Ce livre, destiné d’abord au public français, peut-il être lu utilement dans d’autres pays?
Gérard Schoun :Les questions liées à la raison d’être d’une entreprise, à la révolution numérique, au réchauffement climatique, à l’effondrement de la biodiversité, au Coronavirus, sont-elles spécifiquement françaises ? A l’évidence non. J’en veux pour unique preuve l’intensité des débats aux Etats-Unis autour de la notion de « purpose », la traduction anglaise de raison d’être. L’un des chapitres porte sur l’importance des différences culturelles, mais je montre aussi que certaines thématiques transcendent les cultures et ont un caractère universel.
Ainsi, justifier le paiement de pots-de-vin dans certains pays du fait d’une corruption faisant partie d’une supposée culture locale à laquelle il faudrait se conformer, est un argument simpliste qui confond le constat d’une situation, parfois désastreuse, et son acceptabilité dans une culture donnée. Un consensus veut que la corruption soit un délit. C’est tout aussi vrai aux États-Unis, en France, qu’en Inde, en Russie ou en Chine, même quand, dans certains pays, la corruption gangrène profondément les institutions.
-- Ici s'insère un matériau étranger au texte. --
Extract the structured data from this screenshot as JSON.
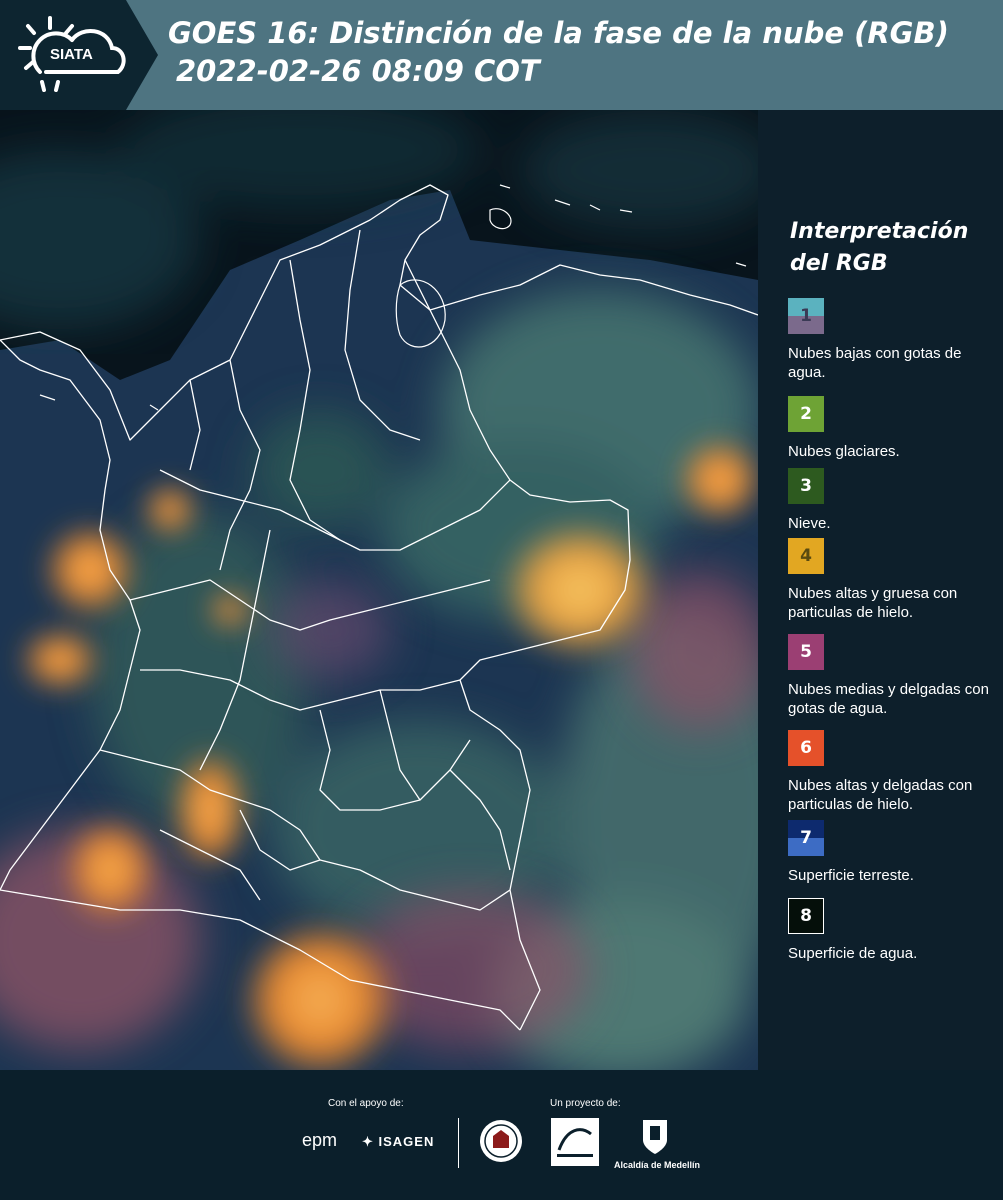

Pour avoir beaucoup travaillé dans un cadre international, je constate que les facteurs de succès et d’échecs sont les même partout. Un stress trop important avec pour conséquence l’immobilité ou l’agitation stérile ; le recours abusif aux modèles du passé ; la tendance à s’arc-bouter sur une solution a priori ; la quête d’une solution unique, magique, miraculeuse ; le refus d’identifier ses erreurs ; le refus de mettre en cause le système ; le défaitisme ; l’activisme ; le défaut d’intelligence du temps quand les décisions sont prises pour le simple plaisir de prendre une décision et de supprimer ainsi l’angoisse liée à l’hésitation : ces mécanismes psychologiques, tous facteurs d’échec, se repèrent autant à Francfort qu’à Melbourne ou New Delhi.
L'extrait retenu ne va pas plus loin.